Si concluse così anche la terza media. Ma con mia madre vedova e tre figli da crescere la situazione economica non era affatto edificante... Decisi di cercarmi un posto di lavoro e venni preso come fattorino in un negozio di ceramica. Poi come aiuto commesso in un negozio di abbigliamento. Lì compresi che la vetrina è fondamentale. E se assembli male la mercanzia nessuno entrerà mai. A Bergamo c’era una scuola di vetrinisti serale, mi iscrissi e presi il diploma. Poi iniziai a lavorare come vetrinista. Lavoravo come un pazzo, giorno e notte, e facevo una montagna di soldi: due milioni di lire. Praticamente potevo comprarci un appartamento. Invece c’era questa brama che mi rodeva dentro di ricominciare a studiare. Ero da solo e non avevo aiuti. Andavo in biblioteca a Bergamo per trovare silenzio e libri gratis. Lì conobbi un monsignore che si chiamava Angelo Meli. Mi vedeva seduto al grande tavolo della sala di lettura, e provava curiosità per quella smania di conoscenza. Cominciai ad andare da lui tutti i giorni dalle 14 alle 17. Parlava solo il bergamasco e il latino e in latino chiacchieravamo del tempo e della vita. Recuperai gli anni perduti, e arrivai alla Maturità. Virgilio di Milano, scuola magistrale.
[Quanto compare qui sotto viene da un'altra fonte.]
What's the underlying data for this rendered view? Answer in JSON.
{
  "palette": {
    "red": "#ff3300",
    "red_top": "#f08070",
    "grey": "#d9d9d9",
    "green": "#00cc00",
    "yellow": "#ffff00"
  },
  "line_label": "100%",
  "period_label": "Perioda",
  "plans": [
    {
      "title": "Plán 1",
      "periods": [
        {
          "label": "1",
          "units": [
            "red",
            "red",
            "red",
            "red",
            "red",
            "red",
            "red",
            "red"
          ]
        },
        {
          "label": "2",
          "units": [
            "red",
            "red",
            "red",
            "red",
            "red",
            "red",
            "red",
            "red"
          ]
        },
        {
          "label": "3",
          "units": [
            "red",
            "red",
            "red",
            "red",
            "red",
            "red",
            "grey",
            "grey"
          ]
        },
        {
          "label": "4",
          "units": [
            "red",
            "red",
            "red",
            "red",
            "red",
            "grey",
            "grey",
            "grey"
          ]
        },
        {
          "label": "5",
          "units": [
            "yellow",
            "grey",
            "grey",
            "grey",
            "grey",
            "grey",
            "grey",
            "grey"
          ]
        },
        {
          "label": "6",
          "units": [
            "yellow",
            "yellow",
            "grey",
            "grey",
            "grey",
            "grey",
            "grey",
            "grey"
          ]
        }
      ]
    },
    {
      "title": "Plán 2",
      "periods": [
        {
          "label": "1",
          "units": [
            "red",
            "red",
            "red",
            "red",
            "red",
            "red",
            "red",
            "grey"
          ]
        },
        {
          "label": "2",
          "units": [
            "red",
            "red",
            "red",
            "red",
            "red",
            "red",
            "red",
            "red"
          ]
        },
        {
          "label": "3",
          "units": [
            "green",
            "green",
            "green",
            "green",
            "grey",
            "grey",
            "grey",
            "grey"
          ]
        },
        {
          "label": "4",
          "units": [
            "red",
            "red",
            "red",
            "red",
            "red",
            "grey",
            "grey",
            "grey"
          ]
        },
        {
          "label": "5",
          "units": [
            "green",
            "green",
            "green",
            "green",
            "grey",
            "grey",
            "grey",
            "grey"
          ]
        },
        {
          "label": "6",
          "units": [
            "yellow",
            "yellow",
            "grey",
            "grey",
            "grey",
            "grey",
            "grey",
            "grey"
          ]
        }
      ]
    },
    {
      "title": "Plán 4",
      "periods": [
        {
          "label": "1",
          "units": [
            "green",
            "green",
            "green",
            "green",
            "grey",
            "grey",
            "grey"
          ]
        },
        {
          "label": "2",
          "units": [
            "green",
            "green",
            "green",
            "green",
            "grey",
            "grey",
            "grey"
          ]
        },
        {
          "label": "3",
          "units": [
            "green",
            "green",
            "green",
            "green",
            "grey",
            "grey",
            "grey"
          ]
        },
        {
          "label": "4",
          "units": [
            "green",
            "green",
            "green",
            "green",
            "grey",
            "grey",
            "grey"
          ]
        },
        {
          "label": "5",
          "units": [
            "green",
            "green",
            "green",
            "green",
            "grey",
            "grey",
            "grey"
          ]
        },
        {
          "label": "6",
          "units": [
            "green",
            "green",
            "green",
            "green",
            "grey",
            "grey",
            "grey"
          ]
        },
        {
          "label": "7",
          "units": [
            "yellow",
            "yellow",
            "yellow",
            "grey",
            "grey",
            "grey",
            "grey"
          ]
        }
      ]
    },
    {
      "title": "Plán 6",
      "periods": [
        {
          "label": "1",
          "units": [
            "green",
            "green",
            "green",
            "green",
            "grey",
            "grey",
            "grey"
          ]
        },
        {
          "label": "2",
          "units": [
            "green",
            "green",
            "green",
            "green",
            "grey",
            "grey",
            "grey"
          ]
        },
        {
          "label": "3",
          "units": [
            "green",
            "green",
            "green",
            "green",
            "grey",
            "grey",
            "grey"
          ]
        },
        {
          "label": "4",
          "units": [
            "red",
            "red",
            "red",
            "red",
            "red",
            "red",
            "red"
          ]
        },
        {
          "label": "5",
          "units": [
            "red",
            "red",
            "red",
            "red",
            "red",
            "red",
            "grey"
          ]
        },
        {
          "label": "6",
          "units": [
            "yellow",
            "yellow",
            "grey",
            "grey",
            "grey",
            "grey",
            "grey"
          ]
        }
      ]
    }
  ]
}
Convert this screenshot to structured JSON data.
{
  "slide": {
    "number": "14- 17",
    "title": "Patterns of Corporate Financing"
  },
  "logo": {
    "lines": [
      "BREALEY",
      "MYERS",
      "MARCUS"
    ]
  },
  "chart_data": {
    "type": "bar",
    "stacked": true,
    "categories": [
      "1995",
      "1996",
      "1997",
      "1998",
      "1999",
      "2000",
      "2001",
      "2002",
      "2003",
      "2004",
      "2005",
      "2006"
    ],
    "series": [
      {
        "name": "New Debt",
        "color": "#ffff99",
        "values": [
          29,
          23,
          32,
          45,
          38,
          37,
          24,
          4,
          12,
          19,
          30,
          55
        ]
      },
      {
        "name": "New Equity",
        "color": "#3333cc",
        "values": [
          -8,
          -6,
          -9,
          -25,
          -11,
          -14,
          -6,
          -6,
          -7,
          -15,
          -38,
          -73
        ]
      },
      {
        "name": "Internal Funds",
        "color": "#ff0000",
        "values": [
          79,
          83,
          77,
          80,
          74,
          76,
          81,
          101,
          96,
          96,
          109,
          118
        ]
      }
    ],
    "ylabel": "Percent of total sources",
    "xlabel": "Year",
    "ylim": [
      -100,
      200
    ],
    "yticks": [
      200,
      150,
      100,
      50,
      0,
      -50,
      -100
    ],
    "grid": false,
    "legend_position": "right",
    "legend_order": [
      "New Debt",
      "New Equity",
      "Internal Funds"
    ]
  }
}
La prima prova d’esame fu il latino. Mi accomodo al banco e scopro che la versione è la stessa che ho fatto il giorno prima. Finisco il compito in 20 minuti netti e lo consegno.
Il prof mi guarda strabigliato: «Tu sei scemo a consegnare adesso». Non me la sentii di mentire, «l’ho fatta ieri professore, me la ricordo bene». «Certo che hai un bel culo ragazzo», mi congeda lui e se ne va ridendo. Bene anche le prove di italiano e storia ma la fisica e la chimica erano un dilemma. Però c’erano queste due giovani professoresse nella commissione: guardano i compiti e vedono che la media dei voti è altissima. Confesso la mia totale impreparazione convinto di andare a ottobre per riparare le insufficienze. Loro mi interrogano e mi dicono «vada tranquillo». Dopo 5 giorni escono i tabelloni. «Vittorio Feltri Maturo». Non credevo ai miei occhi.
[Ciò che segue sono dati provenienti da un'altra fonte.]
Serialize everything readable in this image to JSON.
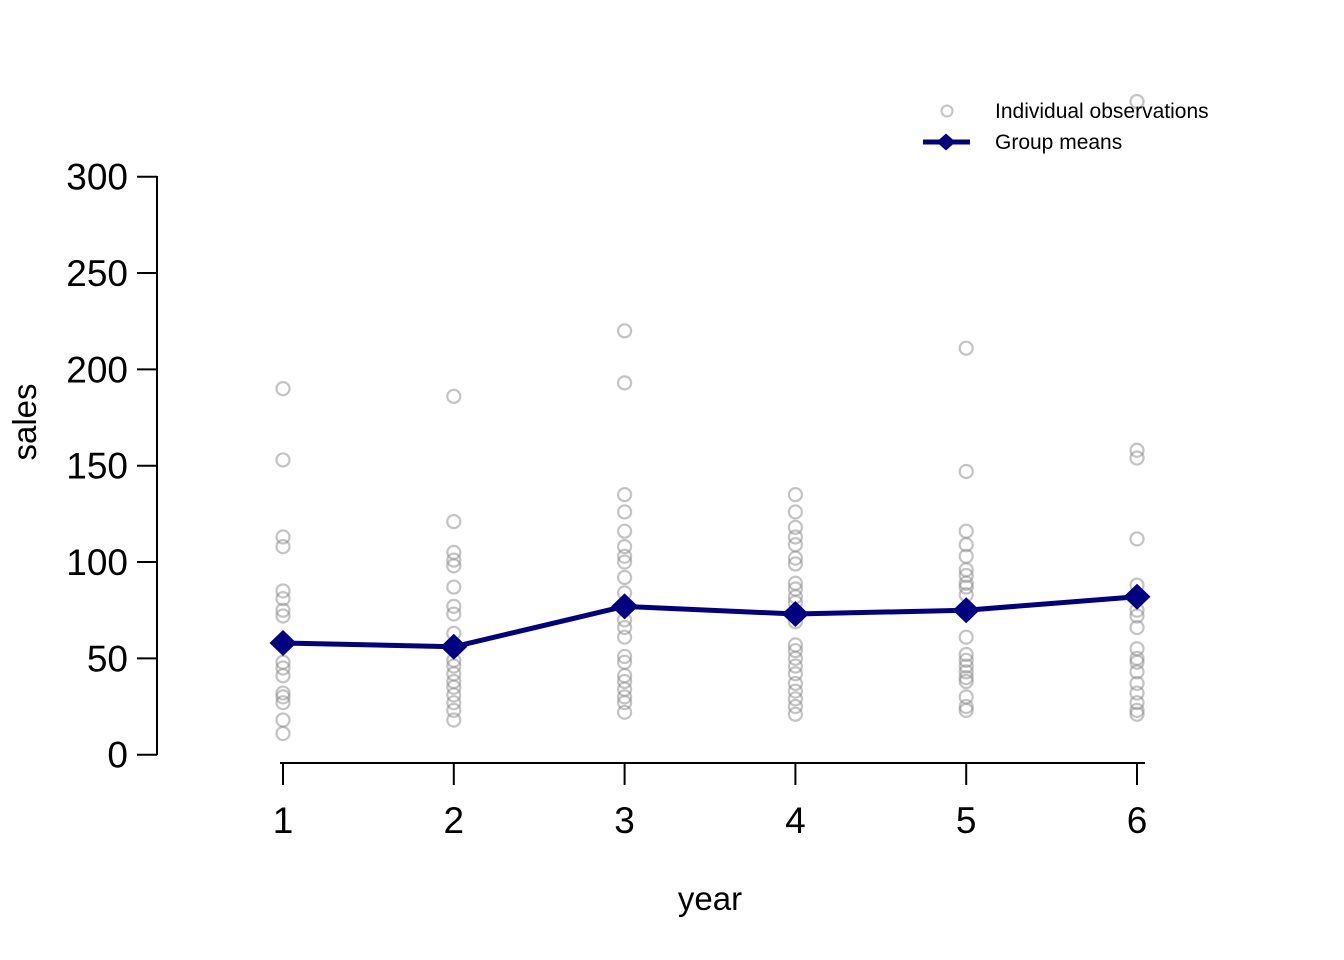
{
  "chart_data": {
    "type": "scatter",
    "xlabel": "year",
    "ylabel": "sales",
    "xlim": [
      1,
      6
    ],
    "ylim": [
      0,
      300
    ],
    "x_ticks": [
      1,
      2,
      3,
      4,
      5,
      6
    ],
    "y_ticks": [
      0,
      50,
      100,
      150,
      200,
      250,
      300
    ],
    "grid": false,
    "legend_position": "top-right",
    "series": [
      {
        "name": "Individual observations",
        "type": "scatter",
        "marker": "open-circle",
        "color": "#888888",
        "opacity": 0.5,
        "groups": [
          {
            "x": 1,
            "values": [
              190,
              153,
              113,
              108,
              85,
              81,
              75,
              72,
              48,
              45,
              41,
              32,
              30,
              27,
              18,
              11
            ]
          },
          {
            "x": 2,
            "values": [
              186,
              121,
              105,
              101,
              98,
              87,
              77,
              73,
              63,
              49,
              46,
              42,
              38,
              35,
              31,
              27,
              23,
              18
            ]
          },
          {
            "x": 3,
            "values": [
              220,
              193,
              135,
              126,
              116,
              108,
              103,
              100,
              92,
              84,
              70,
              66,
              61,
              51,
              48,
              41,
              38,
              34,
              30,
              27,
              22
            ]
          },
          {
            "x": 4,
            "values": [
              135,
              126,
              118,
              113,
              109,
              102,
              99,
              89,
              86,
              82,
              79,
              69,
              57,
              54,
              50,
              46,
              42,
              37,
              33,
              29,
              25,
              21
            ]
          },
          {
            "x": 5,
            "values": [
              211,
              147,
              116,
              109,
              103,
              96,
              93,
              89,
              87,
              83,
              61,
              52,
              49,
              46,
              43,
              40,
              38,
              30,
              25,
              23
            ]
          },
          {
            "x": 6,
            "values": [
              339,
              158,
              154,
              112,
              88,
              75,
              72,
              66,
              55,
              50,
              48,
              43,
              37,
              32,
              27,
              23,
              21
            ]
          }
        ]
      },
      {
        "name": "Group means",
        "type": "line",
        "marker": "filled-diamond",
        "color": "#000080",
        "x": [
          1,
          2,
          3,
          4,
          5,
          6
        ],
        "values": [
          58,
          56,
          77,
          73,
          75,
          82
        ]
      }
    ]
  },
  "colors": {
    "observations": "#888888",
    "means": "#000080",
    "axis": "#000000",
    "background": "#ffffff"
  }
}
Il resto del mio percorso scolastico fu una passeggiata. Mi sono iscritto alla Cattolica ma lavoravo già al Corriere. E quando andavo a fare l’esame il prof incuriosito mi faceva un sacco di domande sul lavoro e non si parlava mai della materia. Alla fine dell’esame poi mi diceva: «ho capito Feltri che non sa nulla, le do 23... le va bene?» «Anche 22!», rispondevo io entusiasta.
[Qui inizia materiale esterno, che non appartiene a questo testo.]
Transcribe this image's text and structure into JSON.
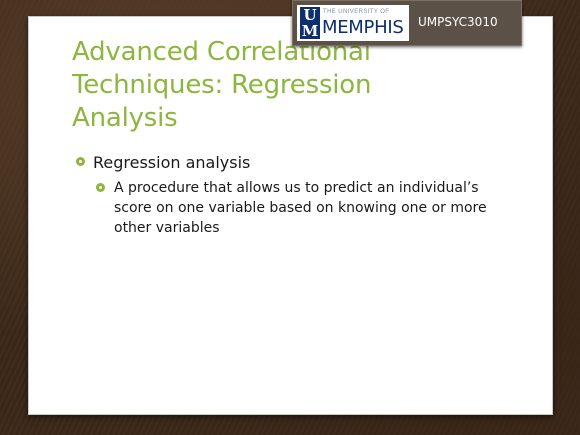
{
  "slide": {
    "title": "Advanced Correlational Techniques: Regression Analysis",
    "badge": {
      "logo_small": "THE UNIVERSITY OF",
      "logo_mark": "U M",
      "logo_big": "MEMPHIS",
      "course_code": "UMPSYC3010"
    },
    "bullets": [
      {
        "text": "Regression analysis",
        "sub": [
          {
            "text": "A procedure that allows us to predict an individual’s score on one variable based on knowing one or more other variables"
          }
        ]
      }
    ]
  },
  "colors": {
    "accent_green": "#8db63f",
    "badge_bg": "#5c5147",
    "memphis_blue": "#0c2f6e",
    "background_wood": "#3b2819"
  },
  "icons": {
    "bullet": "green-circle-bullet-icon",
    "logo": "um-logo-icon"
  }
}
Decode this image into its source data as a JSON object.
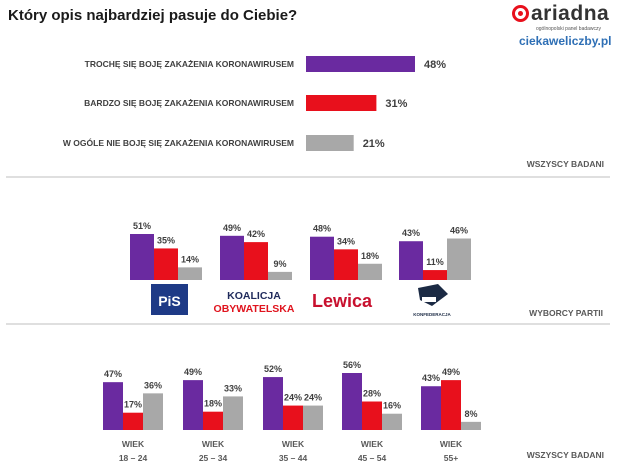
{
  "title": "Który opis najbardziej pasuje do Ciebie?",
  "logo": {
    "name": "ariadna",
    "subtitle": "ogólnopolski panel badawczy",
    "site": "ciekaweliczby.pl"
  },
  "colors": {
    "purple": "#6a2aa0",
    "red": "#e8101c",
    "gray": "#a8a8a8",
    "separator": "#bfbfbf",
    "label": "#404040"
  },
  "chart_data": [
    {
      "type": "bar",
      "orientation": "horizontal",
      "title": "Który opis najbardziej pasuje do Ciebie?",
      "group_label": "WSZYSCY BADANI",
      "categories": [
        "TROCHĘ SIĘ BOJĘ ZAKAŻENIA KORONAWIRUSEM",
        "BARDZO SIĘ BOJĘ ZAKAŻENIA KORONAWIRUSEM",
        "W OGÓLE NIE BOJĘ SIĘ ZAKAŻENIA KORONAWIRUSEM"
      ],
      "values": [
        48,
        31,
        21
      ],
      "labels": [
        "48%",
        "31%",
        "21%"
      ]
    },
    {
      "type": "bar",
      "group_label": "WYBORCY PARTII",
      "groups": [
        "PiS",
        "KOALICJA OBYWATELSKA",
        "Lewica",
        "KONFEDERACJA"
      ],
      "series": [
        {
          "name": "TROCHĘ SIĘ BOJĘ ZAKAŻENIA KORONAWIRUSEM",
          "values": [
            51,
            49,
            48,
            43
          ],
          "labels": [
            "51%",
            "49%",
            "48%",
            "43%"
          ]
        },
        {
          "name": "BARDZO SIĘ BOJĘ ZAKAŻENIA KORONAWIRUSEM",
          "values": [
            35,
            42,
            34,
            11
          ],
          "labels": [
            "35%",
            "42%",
            "34%",
            "11%"
          ]
        },
        {
          "name": "W OGÓLE NIE BOJĘ SIĘ ZAKAŻENIA KORONAWIRUSEM",
          "values": [
            14,
            9,
            18,
            46
          ],
          "labels": [
            "14%",
            "9%",
            "18%",
            "46%"
          ]
        }
      ]
    },
    {
      "type": "bar",
      "group_label": "WSZYSCY BADANI",
      "groups": [
        {
          "line1": "WIEK",
          "line2": "18 – 24"
        },
        {
          "line1": "WIEK",
          "line2": "25 – 34"
        },
        {
          "line1": "WIEK",
          "line2": "35 – 44"
        },
        {
          "line1": "WIEK",
          "line2": "45 – 54"
        },
        {
          "line1": "WIEK",
          "line2": "55+"
        }
      ],
      "series": [
        {
          "name": "TROCHĘ SIĘ BOJĘ ZAKAŻENIA KORONAWIRUSEM",
          "values": [
            47,
            49,
            52,
            56,
            43
          ],
          "labels": [
            "47%",
            "49%",
            "52%",
            "56%",
            "43%"
          ]
        },
        {
          "name": "BARDZO SIĘ BOJĘ ZAKAŻENIA KORONAWIRUSEM",
          "values": [
            17,
            18,
            24,
            28,
            49
          ],
          "labels": [
            "17%",
            "18%",
            "24%",
            "28%",
            "49%"
          ]
        },
        {
          "name": "W OGÓLE NIE BOJĘ SIĘ ZAKAŻENIA KORONAWIRUSEM",
          "values": [
            36,
            33,
            24,
            16,
            8
          ],
          "labels": [
            "36%",
            "33%",
            "24%",
            "16%",
            "8%"
          ]
        }
      ]
    }
  ]
}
Questo per dire che la scuola mi è rimasta dentro. Ho cresciuto cinque figli e li ho mandati all’università. L’italiano mi ha dato un lavoro. Il latino lo parlo fluentemente, ho anche scritto un libro («Latino lingua immortale», edizioni Mondadori). Quanto al professore Natale dovete sapere che un giorno vergai un articolo su di lui, ricordando quei tempi lontani e tessendo le sue lodi. Mi contattò il figlio per ringraziarmi e mi disse «ci venga a trovare». Corsi a Bergamo e vidi il Natale. Smilzo, rugoso, 90 anni e il sorriso che era una carezza. Mi sciolsi in lacrime e lo abbracciai, e mi sentii di nuovo bambino. Ecco, una scuola così io non l’ho più ritrovata.